Mais si les habitudes luxueuses de la Reine furent introduites autour du berceau de l'enfant, il ne paraît point que les soins maternels aient été ni tendres ni assidus. Isabeau fut, malgré l'assertion contraire du dernier historien de Charles VII, une mère indifférente avant de devenir une implacable marâtre[17]. Elle poussait si loin l'oubli de ses devoirs, qu'elle restait parfois des mois entiers sans embrasser ses enfants. Dans un moment de lucidité, Charles VI voulut savoir la vérité à cet égard : il interrogea son fils aîné, qui répondit qu'il y avait trois mois que sa mère ne l'avait embrassé[18]. Insouciante et frivole, elle se livrait à tous les plaisirs avec une fougue qui n'avait plus la jeunesse pour excuse. Le duc d'Orléans était le compagnon habituel de cette vie de dissipation, à laquelle les murmures populaires n'opposaient aucun frein. Indifférents à la défense du royaume, dit un grave auteur du temps, la Reine et le duc mettaient toute leur vanité dans les richesses, toute leur jouissance dans les délices du corps ; ils oubliaient tellement les règles et les devoirs de la royauté, qu'ils étaient devenus un objet de scandale pour la France et la fable des nations étrangères[19]. Dans un sermon prononcé à la Cour en 1405, le jour de l'Ascension, le moine augustin Jacques Le Grand ne craignit pas d'élever la voix et de flétrir publiquement la conduite de la Reine : La déesse Vénus, s'écria-t-il, règne seule à votre Cour ; l'ivresse et la débauche lui servent de cortège, et font de la nuit le jour, au milieu des danses les plus dissolues... Partout, ô Reine, on parle de ces désordres, et de beaucoup d'autres, qui déshonorent votre Cour[20]. On peut penser quel scandale causa une telle hardiesse. Le bruit en vint jusqu'aux oreilles du Roi. Mais, loin de se fâcher, il loua la franchise du religieux, et déclara qu'il voulait l'entendre prononcer un sermon dans son oratoire, le jour de la Pentecôte[21].

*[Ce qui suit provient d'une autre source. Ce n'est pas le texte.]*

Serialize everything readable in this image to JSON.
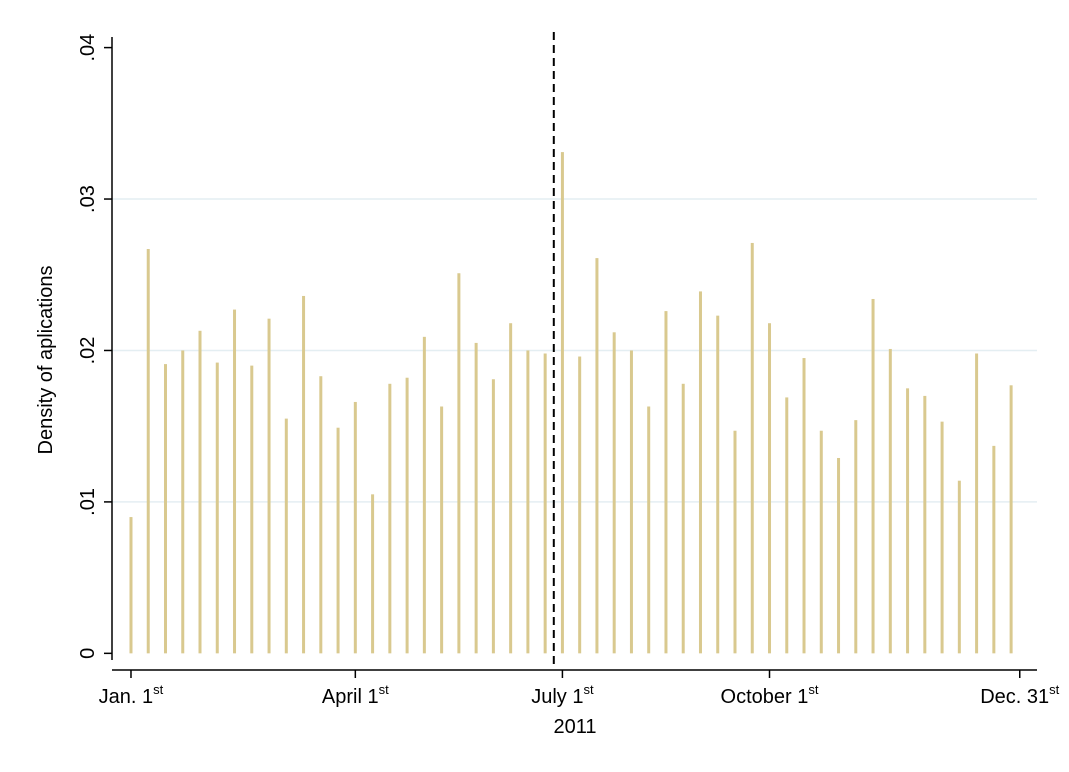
{
  "chart_data": {
    "type": "bar",
    "y_label": "Density of aplications",
    "x_label": "2011",
    "x": [
      1,
      2,
      3,
      4,
      5,
      6,
      7,
      8,
      9,
      10,
      11,
      12,
      13,
      14,
      15,
      16,
      17,
      18,
      19,
      20,
      21,
      22,
      23,
      24,
      25,
      26,
      27,
      28,
      29,
      30,
      31,
      32,
      33,
      34,
      35,
      36,
      37,
      38,
      39,
      40,
      41,
      42,
      43,
      44,
      45,
      46,
      47,
      48,
      49,
      50,
      51,
      52
    ],
    "values": [
      0.009,
      0.0267,
      0.0191,
      0.02,
      0.0213,
      0.0192,
      0.0227,
      0.019,
      0.0221,
      0.0155,
      0.0236,
      0.0183,
      0.0149,
      0.0166,
      0.0105,
      0.0178,
      0.0182,
      0.0209,
      0.0163,
      0.0251,
      0.0205,
      0.0181,
      0.0218,
      0.02,
      0.0198,
      0.0331,
      0.0196,
      0.0261,
      0.0212,
      0.02,
      0.0163,
      0.0226,
      0.0178,
      0.0239,
      0.0223,
      0.0147,
      0.0271,
      0.0218,
      0.0169,
      0.0195,
      0.0147,
      0.0129,
      0.0154,
      0.0234,
      0.0201,
      0.0175,
      0.017,
      0.0153,
      0.0114,
      0.0198,
      0.0137,
      0.0177
    ],
    "color": "#d9c98f",
    "xlim": [
      -0.1,
      53.5
    ],
    "xticks": [
      {
        "value": 1,
        "label": "Jan. 1",
        "sup": "st"
      },
      {
        "value": 14,
        "label": "April 1",
        "sup": "st"
      },
      {
        "value": 26,
        "label": "July 1",
        "sup": "st"
      },
      {
        "value": 38,
        "label": "October 1",
        "sup": "st"
      },
      {
        "value": 52.5,
        "label": "Dec. 31",
        "sup": "st"
      }
    ],
    "ylim": [
      -0.0011,
      0.0407
    ],
    "yticks": [
      0,
      {
        "value": 0.01,
        "label": ".01"
      },
      {
        "value": 0.02,
        "label": ".02"
      },
      {
        "value": 0.03,
        "label": ".03"
      },
      {
        "value": 0.04,
        "label": ".04"
      }
    ],
    "reference_line": 25.5,
    "grid": true
  }
}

Fils d'un père imbécile et d'une mère débauchée, le petit Charles trouva du moins, près de ceux qui l'entouraient, des cœurs affectueux et des soins vigilants. Il eut pour gouvernante Jeanne du Mesnil, qui appartenait à une famille attachée à la maison d'Orléans, et, soit au service du comte de Ponthieu, soit à celui de Marie d'Anjou (à partir de 1419), ne cessa de donner des marques d'un inaltérable dévouement[22]. Sa nourrice était une femme de qualité, Jeanne de Chamoisy, probablement sœur d'un des écuyers de la Reine[23]. Il eut pour barceresse (berceuse) Ouzanne Riou (qui devint plus tard sa demoiselle), et pour femme de chambre Margot de Sommevère[24]. L'enfant fut élevé au petit pot : cela est établi par les comptes, qui parlent sans cesse de la fleur qui servait à son alimentation, de la paielle (poêlon) et de la cullier d'argent blanc pour faire la bouillie à monseigneur messire Charles de France, du pot d'argent à mettre lait, des serviettes délivrées à ses femmes pour mettre devant lui quant on lui donne sa boullye[25]. — Le comte de Ponthieu, — c'est le nom qu'on lui donna de bonne heure et qu'il devait garder jusqu'à l'âge de quatorze ans[26], — avait encore son aumônier, Jean de Mantes, et son clerc de chapelle, Jean de Montmoret[27].

Les comptes, où nous trouvons ces renseignements, nous initient à certains détails qui, malgré leur minutie, ne seront point déplacés ici. Les bonnets et les brasseroles du petit Charles sont en écarlate vermeille de Bruxelles ; ses béguins, ses bavettes, ses couvre-chefs, en toile de Reims[28]. En juillet 1403, on lui fait un mantel d'écarlate vermeille, et un autre de vert gai de Londres[29]. Dès le mois de septembre, il a une houppellande et des chapperons d'écarlate vermeille, et on lui fait, comme à ses frères et sœurs, une houppelande à grans decoppeures en vert herbeux de Bruxelles[30]. Comme eux aussi, à partir du second semestre de 1403, il a part aux distributions d'anis et de noix confits, de sucre rosat, d'orengeat, de citron, de coriende, etc., qui se font chaque mois pour la bouche des enfants royaux[31]. Le comte de Ponthieu a, pour son usage personnel, six tasses d'argent blanc, six écuelles de même à ses armes, une aiguière d'argent verrée, et deux pots d'argent blanc[32]. Le 24 avril 1404, on livre, pour servir à le baigner, un grant bacin de laitton à deux ances[33] ; vers le même temps, Jean Clerbout, orfèvre de la Reine, fait pour lui une ceinture d'or ferrée au long, la ferrure mise sur un tissu noir[34]. Dès le mois d'avril 1404, il a, comme les ducs de Guyenne et de Touraine, un chapeau de cil, doublé de cendail noir, garni d'une plume et d'un lien de soie et d'or de Chypre tout autour, à deux frères d'or[35]. A la mort du duc Philippe le Hardi, il prend le deuil, ainsi que ses frères[36].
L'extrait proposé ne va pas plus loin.